Xiaoyu Zhao, Ying Xiong, Buzhou Tang


Abstract
This is the system description of the Harbin Institute of Technology Shenzhen (HITSZ) team for the first and second subtasks of the fifth Social Media Mining for Health Applications (SMM4H) shared task in 2020. The first task is automatic classification of tweets that mention medications and the second task is automatic classification of tweets in English that report adverse effects.
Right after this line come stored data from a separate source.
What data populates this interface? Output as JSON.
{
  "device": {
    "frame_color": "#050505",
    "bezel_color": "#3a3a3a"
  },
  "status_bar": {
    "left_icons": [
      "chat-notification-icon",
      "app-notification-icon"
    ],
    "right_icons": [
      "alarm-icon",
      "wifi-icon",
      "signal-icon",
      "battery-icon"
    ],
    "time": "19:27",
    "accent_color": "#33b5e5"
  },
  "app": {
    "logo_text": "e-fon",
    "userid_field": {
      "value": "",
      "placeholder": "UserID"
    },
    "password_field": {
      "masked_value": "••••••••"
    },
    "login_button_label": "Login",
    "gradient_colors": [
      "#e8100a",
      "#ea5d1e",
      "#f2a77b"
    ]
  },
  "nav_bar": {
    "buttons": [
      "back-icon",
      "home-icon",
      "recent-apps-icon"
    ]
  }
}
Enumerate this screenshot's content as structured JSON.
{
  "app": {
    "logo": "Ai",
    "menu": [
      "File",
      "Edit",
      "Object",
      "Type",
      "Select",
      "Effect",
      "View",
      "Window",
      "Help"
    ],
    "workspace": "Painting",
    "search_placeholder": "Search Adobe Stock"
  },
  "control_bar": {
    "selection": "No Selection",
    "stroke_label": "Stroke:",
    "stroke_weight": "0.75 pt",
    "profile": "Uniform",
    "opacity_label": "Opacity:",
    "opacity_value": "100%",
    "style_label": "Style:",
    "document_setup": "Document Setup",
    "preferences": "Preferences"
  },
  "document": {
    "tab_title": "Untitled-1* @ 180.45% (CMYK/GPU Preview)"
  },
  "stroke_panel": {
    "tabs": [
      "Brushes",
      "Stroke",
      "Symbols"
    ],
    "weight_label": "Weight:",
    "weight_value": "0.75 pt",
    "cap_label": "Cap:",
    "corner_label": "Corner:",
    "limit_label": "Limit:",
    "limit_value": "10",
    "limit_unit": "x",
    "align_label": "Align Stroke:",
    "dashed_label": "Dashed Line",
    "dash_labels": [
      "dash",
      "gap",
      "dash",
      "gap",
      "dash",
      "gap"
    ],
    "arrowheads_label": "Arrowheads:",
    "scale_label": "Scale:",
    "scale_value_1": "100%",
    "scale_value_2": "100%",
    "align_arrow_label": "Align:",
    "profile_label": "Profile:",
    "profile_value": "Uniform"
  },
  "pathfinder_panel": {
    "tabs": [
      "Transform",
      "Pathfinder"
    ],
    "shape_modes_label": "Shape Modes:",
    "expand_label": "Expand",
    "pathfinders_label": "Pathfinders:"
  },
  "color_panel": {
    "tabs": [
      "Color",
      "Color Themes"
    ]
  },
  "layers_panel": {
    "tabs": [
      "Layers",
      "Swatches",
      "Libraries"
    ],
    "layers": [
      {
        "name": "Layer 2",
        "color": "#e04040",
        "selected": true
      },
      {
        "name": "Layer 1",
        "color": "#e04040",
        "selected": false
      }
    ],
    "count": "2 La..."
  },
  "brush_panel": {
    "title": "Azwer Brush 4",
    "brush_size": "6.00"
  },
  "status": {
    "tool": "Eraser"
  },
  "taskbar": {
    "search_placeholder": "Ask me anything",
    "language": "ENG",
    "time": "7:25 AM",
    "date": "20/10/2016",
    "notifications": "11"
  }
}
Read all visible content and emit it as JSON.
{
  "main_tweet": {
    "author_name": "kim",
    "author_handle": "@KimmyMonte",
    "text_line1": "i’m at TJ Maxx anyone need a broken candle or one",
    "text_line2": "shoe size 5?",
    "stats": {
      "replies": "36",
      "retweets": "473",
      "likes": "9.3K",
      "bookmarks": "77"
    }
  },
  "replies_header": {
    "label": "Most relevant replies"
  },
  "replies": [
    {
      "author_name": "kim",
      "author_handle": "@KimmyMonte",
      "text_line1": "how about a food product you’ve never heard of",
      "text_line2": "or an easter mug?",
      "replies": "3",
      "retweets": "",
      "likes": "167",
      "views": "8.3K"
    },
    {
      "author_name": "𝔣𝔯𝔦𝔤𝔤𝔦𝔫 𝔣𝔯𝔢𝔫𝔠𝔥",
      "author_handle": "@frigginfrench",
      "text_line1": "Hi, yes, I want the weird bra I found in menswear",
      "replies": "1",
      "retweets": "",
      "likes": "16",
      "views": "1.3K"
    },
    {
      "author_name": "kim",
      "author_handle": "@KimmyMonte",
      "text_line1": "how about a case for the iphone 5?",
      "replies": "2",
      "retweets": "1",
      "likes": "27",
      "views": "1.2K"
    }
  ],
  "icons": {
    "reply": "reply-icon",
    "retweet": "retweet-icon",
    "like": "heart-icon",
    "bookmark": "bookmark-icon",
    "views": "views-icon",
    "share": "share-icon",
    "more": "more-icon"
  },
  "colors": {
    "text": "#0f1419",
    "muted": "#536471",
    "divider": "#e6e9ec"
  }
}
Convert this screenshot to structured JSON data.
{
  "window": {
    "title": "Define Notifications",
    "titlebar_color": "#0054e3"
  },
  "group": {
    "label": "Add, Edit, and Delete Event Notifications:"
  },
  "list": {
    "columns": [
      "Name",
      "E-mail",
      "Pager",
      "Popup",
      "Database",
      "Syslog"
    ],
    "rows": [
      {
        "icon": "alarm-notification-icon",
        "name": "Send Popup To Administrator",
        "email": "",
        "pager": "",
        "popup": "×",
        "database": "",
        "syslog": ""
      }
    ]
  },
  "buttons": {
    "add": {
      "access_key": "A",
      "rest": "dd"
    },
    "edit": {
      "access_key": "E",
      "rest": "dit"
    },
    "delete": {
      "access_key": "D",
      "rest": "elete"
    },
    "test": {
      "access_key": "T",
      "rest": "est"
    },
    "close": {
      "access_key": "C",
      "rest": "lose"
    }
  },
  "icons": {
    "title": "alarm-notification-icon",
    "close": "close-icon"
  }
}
The system we propose for these tasks is based on bidirectional encoder representations from transformers (BERT) incorporating with knowledge graph and retrieving evidence from online information. Our system achieves an F1 of 0.7553 in task 1 and an F1 of 0.5455 in task 2.
Anthology ID:
2020.smm4h-1.26
Volume:
Proceedings of the Fifth Social Media Mining for Health Applications Workshop & Shared Task
Month:
December
Year:
2020
Address:
Barcelona, Spain (Online)
Editors:
Graciela Gonzalez-Hernandez, Ari Z. Klein, Ivan Flores, Davy Weissenbacher, Arjun Magge, Karen O'Connor, Abeed Sarker, Anne-Lyse Minard, Elena Tutubalina, Zulfat Miftahutdinov, Ilseyar Alimova
Venue:
SMM4H
SIG:
Publisher:
Association for Computational Linguistics
Note:
Pages:
146–149
Language:
URL:
https://aclanthology.org/2020.smm4h-1.26
DOI:
Bibkey:
Cite (ACL):
Xiaoyu Zhao, Ying Xiong, and Buzhou Tang. 2020. HITSZ-ICRC: A Report for SMM4H Shared Task 2020-Automatic Classification of Medications and Adverse Effect in Tweets. In Proceedings of the Fifth Social Media Mining for Health Applications Workshop & Shared Task, pages 146–149, Barcelona, Spain (Online). Association for Computational Linguistics.
Cite (Informal):
HITSZ-ICRC: A Report for SMM4H Shared Task 2020-Automatic Classification of Medications and Adverse Effect in Tweets (Zhao et al., SMM4H 2020)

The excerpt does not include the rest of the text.